Changbal Theory
of Emergent Solvability

This paper presents a theoretical and experimental framework that goes beyond modeling the nonlinear emergence of solvability in NP-complete problems to actively controlling it. Building upon prior studies that identified the Changbal Point and defined the Changbal Function and Changbal Region, this work proposes a novel model that enables intelligent intervention in problem structure to control both the direction and steepness of solvability transitions.

This control is formalized through the Changbal Jump Function, a structural mechanism incorporating an external intervention variable J, which serves as an AI-guided operator that visualizes and expands the latent solvability of a given problem space. Rather than a simple modifier, this variable functions as a guide for emergent jumps, actively shaping the problem’s resolution trajectory.

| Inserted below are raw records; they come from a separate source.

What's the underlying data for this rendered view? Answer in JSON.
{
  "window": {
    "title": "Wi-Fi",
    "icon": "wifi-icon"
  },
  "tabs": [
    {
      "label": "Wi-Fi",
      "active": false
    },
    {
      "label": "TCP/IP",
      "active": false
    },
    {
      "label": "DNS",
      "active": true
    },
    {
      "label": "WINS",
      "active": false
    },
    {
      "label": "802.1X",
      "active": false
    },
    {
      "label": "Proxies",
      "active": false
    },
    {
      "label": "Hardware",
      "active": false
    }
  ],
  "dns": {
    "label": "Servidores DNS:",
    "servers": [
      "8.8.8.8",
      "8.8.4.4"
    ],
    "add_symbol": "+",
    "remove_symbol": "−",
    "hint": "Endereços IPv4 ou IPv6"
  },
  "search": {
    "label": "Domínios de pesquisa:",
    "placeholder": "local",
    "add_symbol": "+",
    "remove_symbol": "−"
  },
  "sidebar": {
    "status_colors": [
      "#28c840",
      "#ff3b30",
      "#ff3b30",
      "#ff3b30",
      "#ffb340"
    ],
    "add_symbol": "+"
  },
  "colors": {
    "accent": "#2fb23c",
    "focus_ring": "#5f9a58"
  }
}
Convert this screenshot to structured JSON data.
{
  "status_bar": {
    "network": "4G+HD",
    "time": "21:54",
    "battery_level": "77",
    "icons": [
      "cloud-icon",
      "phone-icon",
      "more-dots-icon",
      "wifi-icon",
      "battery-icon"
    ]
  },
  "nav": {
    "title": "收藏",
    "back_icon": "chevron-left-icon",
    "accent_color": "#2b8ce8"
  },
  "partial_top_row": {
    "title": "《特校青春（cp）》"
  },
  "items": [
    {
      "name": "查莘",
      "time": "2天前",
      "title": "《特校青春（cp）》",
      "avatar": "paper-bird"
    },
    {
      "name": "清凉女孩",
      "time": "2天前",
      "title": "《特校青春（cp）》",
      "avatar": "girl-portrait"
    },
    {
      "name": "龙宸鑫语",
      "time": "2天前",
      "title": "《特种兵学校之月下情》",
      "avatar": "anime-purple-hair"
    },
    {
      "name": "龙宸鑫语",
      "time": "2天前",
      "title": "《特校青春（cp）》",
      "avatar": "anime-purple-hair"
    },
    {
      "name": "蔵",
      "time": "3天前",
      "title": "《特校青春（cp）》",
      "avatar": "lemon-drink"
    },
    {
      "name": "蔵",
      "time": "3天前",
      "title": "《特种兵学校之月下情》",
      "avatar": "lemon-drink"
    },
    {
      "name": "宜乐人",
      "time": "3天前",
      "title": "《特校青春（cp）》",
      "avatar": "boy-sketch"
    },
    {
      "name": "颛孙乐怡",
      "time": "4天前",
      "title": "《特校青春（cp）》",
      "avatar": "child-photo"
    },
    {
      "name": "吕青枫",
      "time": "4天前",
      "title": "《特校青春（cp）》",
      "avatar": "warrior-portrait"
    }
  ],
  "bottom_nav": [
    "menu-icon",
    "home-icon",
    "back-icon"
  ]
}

Through experiments using various AI models—including Graph Neural Networks (GNNs), Generative Adversarial Networks (GANs), Transformers, and Deep Reinforcement Learning (DRL)—we demonstrate that targeted structural adjustments can shift or widen the Changbal Region and modulate the slope of the transition curve. In particular, we show that adaptive structural changes in the model architecture significantly impact solvability, indicating that the Changbal Jump Function is not merely a mathematical function but an adaptive dynamic control mechanism.

This research extends beyond theoretical modeling by collecting real-world data, training applicable algorithms, and implementing a live platform capable of visualizing emergent transitions in real time across practical optimization tasks.

Through this integrated perspective connecting computational complexity, artificial intelligence, and structural optimization, we formally establish the mathematical foundation and applied potential of the proposed Changbal Theory.